You’ll typically find the judgment date in:
- The judgment itself (clerk-stamped date).
- Docket entries in NYSCEF or the relevant court system.
Judgment date
If you are calculating:
- Prejudgment interest: Judgment date is the end of the prejudgment period.
- Post-judgment interest: Judgment date is the start of the post-judgment period.
Sources:
- NYSCEF docket sheet or eCourts printout.
- Certified copy of judgment.
- Internal case management system capturing the entry date.
Rate selection method and rate
Statutory rate (New York)
If you’re using a statutory rate:
- Check:
- CPLR provisions or other New York statutes referenced in your pleadings or motion.
- Any court decisions in the case that mention the applicable rate.
DocketMath’s New York preset helps avoid manual entry, but you should still confirm that statutory interest is what you’re actually seeking for that claim type.
Contract rate
Look for:
- Interest clause in the contract (often in payment, default, or remedies sections).
- Amendments or riders that modify the rate.
- For revolving accounts or loans, any rate change notices.
Record:
- The annual rate (not just “1.5% per month”—convert to 18% annually, or enter the equivalent setting).
- Any step changes (e.g., 6% for first year, then 9%).
Court-ordered rate
If a court sets or modifies the rate:
- Use:
- Orders on summary judgment, damages, or post-trial motions.
- Appellate decisions remanding with instructions on interest.
Compounding (if any)
In New York, interest is often simple unless the contract or statute says otherwise, but you must confirm:
- Contract terms:
- Look for language like “interest shall be compounded monthly” or “interest shall accrue on unpaid interest.”
- Court orders:
- Some orders expressly allow or disallow compounding.
If nothing clearly authorizes compounding, many practitioners default to simple interest—but that’s a legal judgment you must make outside the calculator.
Allocation across claims or periods
You’ll usually build this from:
- A damages spreadsheet breaking out:
- Principal by claim (breach of contract count, unjust enrichment, etc.).
- Principal by invoice or date.
- Expert or accountant reports.
- Internal models used for settlement analysis.
Each row in your spreadsheet can map to a separate principal entry in DocketMath, with its own start date.
Rounding and display preferences
These are more about presentation than law:
- Internal practice guidelines (e.g., “always round to cents”).
- Court preferences, if any (some judges dislike over-precise decimals).
- Your own need for:
- A one-line total
- Versus a detailed schedule (for exhibits or expert reports)
Run it
Once you’ve gathered your inputs, you can run the calculation in DocketMath’s interest tool in a repeatable way:
Select jurisdiction
- Choose New York (US-NY) so the calculator applies the correct presets and labeling.
Choose interest type
- Pick prejudgment, post-judgment, or both, depending on your scenario.
- If you have both prejudgment and post-judgment periods, set them up as separate segments so you can apply different dates and rates as needed.
Enter principal amounts and start dates
- Add one line for each lump sum, invoice, or damages component.
- For each line, enter the principal and its accrual start date.
Inputs you will need
Use this checklist to gather the core inputs before you run the Interest tool.
- principal or judgment amount
- interest type (pre- or post-judgment)
- rate and compounding method
- start date and end/as-of date
- payments or credits that reduce principal
- day-count convention
Where to find each input
Most inputs live in the case file, contracts, or docket entries.
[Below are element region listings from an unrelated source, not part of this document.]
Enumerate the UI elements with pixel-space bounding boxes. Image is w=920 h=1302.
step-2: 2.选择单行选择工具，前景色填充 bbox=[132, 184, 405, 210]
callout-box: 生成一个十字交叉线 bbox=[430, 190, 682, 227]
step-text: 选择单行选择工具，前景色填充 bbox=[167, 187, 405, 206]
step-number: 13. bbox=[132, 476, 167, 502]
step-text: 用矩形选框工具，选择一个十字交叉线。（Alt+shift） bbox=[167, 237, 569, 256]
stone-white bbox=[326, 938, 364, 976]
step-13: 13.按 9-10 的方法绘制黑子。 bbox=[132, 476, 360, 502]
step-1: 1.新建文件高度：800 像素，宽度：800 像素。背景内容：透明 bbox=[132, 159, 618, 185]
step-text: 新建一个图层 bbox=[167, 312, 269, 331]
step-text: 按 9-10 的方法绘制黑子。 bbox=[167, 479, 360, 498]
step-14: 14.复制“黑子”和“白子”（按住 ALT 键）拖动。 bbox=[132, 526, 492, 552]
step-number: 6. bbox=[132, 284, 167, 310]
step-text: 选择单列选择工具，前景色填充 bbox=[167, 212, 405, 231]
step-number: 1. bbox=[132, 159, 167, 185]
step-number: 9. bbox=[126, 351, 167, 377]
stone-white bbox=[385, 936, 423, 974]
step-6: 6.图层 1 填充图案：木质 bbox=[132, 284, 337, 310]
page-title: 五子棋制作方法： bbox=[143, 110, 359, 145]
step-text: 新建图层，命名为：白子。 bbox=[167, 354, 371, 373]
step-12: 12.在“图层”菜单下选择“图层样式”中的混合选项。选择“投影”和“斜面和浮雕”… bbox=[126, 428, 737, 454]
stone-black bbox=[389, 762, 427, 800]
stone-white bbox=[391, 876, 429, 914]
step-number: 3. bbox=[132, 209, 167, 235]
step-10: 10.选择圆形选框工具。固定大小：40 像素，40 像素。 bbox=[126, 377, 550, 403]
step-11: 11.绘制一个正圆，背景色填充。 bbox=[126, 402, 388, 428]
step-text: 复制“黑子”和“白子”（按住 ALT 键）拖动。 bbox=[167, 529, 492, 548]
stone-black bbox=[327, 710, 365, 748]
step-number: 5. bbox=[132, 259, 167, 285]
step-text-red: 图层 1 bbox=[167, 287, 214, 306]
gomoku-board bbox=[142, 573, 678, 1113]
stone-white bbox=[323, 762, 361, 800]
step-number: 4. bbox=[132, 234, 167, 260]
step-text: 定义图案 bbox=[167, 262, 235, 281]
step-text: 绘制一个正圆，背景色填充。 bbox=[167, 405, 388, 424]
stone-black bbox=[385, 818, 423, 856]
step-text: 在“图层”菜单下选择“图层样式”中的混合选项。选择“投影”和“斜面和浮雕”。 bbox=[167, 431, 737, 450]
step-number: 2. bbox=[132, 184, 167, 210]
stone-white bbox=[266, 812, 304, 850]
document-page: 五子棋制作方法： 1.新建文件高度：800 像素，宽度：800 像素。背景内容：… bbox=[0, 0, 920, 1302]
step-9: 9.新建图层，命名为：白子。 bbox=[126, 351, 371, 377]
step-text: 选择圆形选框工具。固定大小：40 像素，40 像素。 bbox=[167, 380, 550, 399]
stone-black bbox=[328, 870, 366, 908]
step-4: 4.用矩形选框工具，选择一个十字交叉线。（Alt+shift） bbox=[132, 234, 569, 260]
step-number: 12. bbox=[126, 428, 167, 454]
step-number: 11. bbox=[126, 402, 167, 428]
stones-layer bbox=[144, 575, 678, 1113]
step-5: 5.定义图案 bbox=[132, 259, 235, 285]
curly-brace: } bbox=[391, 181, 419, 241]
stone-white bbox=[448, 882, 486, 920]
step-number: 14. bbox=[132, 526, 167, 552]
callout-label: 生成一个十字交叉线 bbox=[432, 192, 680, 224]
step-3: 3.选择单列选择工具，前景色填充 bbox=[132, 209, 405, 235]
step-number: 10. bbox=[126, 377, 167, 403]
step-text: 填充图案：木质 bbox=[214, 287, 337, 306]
Dates usually come from the triggering event notice; rates and caps come from governing documents or statute; and amounts come from the ledger or judgment. Record the source for each value so the run is reproducible.
Run it
Enter the inputs in DocketMath and run the Interest calculation to generate a clean breakdown: Run the calculator.
If an assumption is uncertain, document it alongside the calculation so the result can be re-run later.
Capture the source for each input so another team member can verify the same result quickly.